Bring a dish for the Friday potluck picnic at lunchtime, seeds for the seed swap, a notebook and two pens, a bag to collect handouts and so on, and if you play music, bring an instrument and some songs for the jam on Friday night.
Then the next weekend, I’m at the Pennsylvania Association for Sustainable Agriculture Farming for a Future Conference February 4-7, 2015, at State College, PA. There are extra pre-conference sessions on Tuesday 3rd and Wednesday 4th, then the main conference on Thursday, Friday and Saturday. I am speaking on Growing Great Garlic (Saturday 3.10 pm) and also on Cold-hardy Winter Vegetables (Friday 8.30 am). I also hope to be doing book-signing and sales.
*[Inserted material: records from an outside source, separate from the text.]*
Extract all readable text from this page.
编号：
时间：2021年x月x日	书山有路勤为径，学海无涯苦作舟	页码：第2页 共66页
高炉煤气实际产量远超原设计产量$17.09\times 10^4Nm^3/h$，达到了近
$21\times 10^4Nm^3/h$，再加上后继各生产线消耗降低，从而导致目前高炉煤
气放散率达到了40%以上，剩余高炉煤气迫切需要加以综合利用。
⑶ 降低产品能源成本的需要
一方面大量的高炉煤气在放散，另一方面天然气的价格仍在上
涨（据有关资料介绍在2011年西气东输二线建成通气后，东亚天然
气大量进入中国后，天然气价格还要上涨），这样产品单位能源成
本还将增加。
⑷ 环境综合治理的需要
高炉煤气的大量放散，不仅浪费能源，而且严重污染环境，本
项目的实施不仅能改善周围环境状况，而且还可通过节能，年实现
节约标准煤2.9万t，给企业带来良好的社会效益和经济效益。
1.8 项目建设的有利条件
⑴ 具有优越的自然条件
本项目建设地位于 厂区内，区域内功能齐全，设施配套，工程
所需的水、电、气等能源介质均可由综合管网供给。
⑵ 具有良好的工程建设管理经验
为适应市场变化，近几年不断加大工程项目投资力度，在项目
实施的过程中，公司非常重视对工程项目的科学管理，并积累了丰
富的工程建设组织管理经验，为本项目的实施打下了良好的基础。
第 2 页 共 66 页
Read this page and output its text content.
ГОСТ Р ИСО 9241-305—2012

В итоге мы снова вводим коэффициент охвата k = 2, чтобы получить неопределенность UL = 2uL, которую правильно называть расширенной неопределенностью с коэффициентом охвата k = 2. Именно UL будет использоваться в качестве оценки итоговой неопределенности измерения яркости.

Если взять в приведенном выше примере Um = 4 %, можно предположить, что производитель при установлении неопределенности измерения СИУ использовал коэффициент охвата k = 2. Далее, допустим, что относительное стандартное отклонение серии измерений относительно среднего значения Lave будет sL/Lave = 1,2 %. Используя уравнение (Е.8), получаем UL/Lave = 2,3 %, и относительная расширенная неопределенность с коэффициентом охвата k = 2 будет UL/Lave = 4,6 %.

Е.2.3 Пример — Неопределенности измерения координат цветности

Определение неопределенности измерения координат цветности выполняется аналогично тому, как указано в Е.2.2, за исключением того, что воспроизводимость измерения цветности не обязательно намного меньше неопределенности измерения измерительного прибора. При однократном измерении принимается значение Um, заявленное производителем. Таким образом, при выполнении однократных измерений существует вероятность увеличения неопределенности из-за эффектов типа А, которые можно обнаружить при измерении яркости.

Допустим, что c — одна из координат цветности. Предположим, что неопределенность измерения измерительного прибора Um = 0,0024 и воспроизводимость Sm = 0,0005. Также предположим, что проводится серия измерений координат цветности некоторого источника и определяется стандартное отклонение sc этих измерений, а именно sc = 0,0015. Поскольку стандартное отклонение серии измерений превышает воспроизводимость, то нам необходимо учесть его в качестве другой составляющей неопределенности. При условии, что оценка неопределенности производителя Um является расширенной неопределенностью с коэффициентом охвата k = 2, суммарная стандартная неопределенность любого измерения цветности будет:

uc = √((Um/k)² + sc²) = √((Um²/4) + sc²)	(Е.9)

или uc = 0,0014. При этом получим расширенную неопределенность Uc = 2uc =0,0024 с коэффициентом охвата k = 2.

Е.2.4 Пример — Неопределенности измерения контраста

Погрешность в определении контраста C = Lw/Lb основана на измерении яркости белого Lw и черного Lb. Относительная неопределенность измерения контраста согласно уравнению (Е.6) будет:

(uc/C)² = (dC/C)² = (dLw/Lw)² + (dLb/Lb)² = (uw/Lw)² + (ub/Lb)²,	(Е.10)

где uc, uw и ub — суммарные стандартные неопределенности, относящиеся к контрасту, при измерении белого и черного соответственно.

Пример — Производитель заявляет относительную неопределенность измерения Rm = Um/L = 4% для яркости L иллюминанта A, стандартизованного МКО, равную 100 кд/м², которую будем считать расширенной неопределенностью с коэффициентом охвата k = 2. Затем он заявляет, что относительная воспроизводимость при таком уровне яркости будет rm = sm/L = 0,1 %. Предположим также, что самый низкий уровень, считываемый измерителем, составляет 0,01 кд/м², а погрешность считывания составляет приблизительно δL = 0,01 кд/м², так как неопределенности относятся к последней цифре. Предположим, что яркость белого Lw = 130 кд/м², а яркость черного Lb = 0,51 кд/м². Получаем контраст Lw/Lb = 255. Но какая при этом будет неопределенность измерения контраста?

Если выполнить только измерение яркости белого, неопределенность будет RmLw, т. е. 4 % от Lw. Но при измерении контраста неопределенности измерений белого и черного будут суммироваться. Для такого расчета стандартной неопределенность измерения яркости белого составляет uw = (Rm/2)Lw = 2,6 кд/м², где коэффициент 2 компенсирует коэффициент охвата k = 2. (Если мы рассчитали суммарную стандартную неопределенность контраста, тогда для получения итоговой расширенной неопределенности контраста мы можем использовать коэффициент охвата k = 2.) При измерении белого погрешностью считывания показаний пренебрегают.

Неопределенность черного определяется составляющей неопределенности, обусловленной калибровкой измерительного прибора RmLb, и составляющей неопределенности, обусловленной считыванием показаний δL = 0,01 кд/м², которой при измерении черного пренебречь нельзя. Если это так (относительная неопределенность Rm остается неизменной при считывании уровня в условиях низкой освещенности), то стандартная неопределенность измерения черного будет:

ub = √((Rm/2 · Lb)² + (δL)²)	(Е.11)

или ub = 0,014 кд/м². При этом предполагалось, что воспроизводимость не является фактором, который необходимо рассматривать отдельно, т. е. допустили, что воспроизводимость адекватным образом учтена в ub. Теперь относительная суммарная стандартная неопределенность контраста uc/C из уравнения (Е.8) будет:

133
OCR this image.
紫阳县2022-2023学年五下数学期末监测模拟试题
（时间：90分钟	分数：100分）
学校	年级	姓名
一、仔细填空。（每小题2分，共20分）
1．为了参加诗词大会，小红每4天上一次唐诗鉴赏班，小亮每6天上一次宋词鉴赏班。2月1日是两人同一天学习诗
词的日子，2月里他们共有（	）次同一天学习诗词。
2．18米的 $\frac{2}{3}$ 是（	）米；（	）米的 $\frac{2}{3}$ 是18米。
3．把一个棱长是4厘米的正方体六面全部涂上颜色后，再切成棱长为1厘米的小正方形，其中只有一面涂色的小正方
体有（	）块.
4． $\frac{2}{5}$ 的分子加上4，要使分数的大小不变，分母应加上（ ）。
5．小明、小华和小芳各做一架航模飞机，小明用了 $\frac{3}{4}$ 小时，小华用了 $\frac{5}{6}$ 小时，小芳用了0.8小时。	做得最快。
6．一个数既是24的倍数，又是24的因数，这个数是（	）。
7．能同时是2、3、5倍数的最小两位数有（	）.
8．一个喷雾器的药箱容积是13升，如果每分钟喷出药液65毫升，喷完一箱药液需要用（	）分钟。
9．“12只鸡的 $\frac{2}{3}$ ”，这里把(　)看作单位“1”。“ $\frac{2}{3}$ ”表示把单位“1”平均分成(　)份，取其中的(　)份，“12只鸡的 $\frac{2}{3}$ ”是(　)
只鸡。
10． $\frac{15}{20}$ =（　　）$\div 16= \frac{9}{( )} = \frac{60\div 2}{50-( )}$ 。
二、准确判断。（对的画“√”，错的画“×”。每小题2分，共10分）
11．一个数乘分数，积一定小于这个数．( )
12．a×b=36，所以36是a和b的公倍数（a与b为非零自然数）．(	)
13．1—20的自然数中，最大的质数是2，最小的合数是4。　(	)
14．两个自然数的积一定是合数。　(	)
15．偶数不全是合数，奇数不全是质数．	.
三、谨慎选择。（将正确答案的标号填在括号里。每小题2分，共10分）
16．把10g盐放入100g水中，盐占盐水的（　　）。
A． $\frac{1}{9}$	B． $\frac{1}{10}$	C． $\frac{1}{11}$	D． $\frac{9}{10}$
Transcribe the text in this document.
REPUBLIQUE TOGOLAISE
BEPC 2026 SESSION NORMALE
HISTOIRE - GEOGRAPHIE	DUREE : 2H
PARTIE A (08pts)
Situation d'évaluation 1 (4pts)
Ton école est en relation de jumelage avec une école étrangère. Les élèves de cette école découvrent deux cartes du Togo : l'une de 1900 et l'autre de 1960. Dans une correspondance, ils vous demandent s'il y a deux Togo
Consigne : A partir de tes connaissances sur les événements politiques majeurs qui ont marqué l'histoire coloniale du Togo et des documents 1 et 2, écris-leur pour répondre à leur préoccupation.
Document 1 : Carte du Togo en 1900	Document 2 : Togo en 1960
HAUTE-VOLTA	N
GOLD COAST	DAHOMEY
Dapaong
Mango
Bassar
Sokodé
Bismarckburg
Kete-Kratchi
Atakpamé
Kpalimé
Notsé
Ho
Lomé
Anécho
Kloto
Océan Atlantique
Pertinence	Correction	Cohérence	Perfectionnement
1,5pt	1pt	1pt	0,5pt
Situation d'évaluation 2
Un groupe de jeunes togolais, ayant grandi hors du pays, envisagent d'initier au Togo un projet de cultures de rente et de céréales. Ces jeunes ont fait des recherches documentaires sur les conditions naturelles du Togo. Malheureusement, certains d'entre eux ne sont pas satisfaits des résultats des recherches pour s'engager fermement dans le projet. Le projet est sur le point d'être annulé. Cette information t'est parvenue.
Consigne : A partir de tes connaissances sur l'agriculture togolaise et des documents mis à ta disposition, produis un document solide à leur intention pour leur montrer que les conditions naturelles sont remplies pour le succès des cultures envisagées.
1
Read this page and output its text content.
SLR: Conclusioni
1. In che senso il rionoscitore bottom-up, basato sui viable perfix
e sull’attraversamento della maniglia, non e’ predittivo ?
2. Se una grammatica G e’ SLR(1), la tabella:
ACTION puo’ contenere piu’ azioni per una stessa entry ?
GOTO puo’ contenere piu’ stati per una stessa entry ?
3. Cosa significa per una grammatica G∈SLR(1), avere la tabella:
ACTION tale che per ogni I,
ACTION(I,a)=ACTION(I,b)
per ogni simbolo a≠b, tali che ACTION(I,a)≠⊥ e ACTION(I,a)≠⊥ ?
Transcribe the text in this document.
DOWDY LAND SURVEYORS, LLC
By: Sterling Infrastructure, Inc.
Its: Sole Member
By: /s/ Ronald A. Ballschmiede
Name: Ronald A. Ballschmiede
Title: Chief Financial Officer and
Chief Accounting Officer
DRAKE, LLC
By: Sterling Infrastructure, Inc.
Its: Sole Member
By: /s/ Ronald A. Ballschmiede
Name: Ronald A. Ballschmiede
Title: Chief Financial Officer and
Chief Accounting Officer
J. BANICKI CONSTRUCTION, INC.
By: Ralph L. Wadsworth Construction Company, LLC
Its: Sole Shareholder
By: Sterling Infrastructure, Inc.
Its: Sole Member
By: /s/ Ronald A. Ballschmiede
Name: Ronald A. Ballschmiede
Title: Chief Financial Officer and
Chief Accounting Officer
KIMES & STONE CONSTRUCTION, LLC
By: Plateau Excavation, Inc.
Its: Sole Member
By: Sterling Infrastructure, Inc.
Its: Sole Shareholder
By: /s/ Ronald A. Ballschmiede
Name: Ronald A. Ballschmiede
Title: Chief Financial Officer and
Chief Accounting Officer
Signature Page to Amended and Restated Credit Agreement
February 26-28, 2015 I will be speaking at the West Virginia Small Farms Conference in Charleston, WV. That workshop will either be Cold-hardy Winter Vegetables, or Succession Planting for Continuous Vegetable Harvests.
The fourth booking I have is at the Heritage Harvest Festival at Monticello September 11-12, 2015. Too soon to name the topic.
And meanwhile, this week on the farm we finished our seed ordering and started some shopping for tools and supplies. In 2015 we will repeat our variety trials to try to find a heat-tolerant eggplant variety. We were happy to find another Batavian heat-tolerant lettuce to try: Carioca from Johnny’s. With the addition of a few exceptions, we rely on Batavian lettuce varieties once the weather gets hot, to grow without bolting or getting (very) bitter. the exceptions are Jerichogreen romaine, De Morges Braun and New Red Fire, a looseleaf red lettuce which nearby grower Gary Scott told me about.
We are also growing some Eden Gem melons alongside our Kansas and Sun Jewelmelons (and the individual-serving size Tasty Bites that I mentioned in my last post.
Peacework sweet pepper. Credit fedco Seeds
We have high hopes for Peacework sweet pepper from Fedco, a very early (65 day) OP medium-thick-walled pepper “with good flavor and full-bodied sweetness.” We are always on the look-out for fast-ripening bell peppers. Because of the seed-growing business at Twin Oaks, at the end of the season we have tons of ripe peppers, but if you are growing a seed crop, there is no incentive to try to push the planting date early. So our main pepper-focus in the vegetable garden is on earliness and flavor – never forget the importance of flavor!
We are also trying Donkey spinach this year. For years we have been very happy with the reliable performance and productivity of Tyee, but Fedco tell us the producer of Tyee is a Multinational engaged in genetic engineering. If Donkey can replace Tyee we’ll be very happy!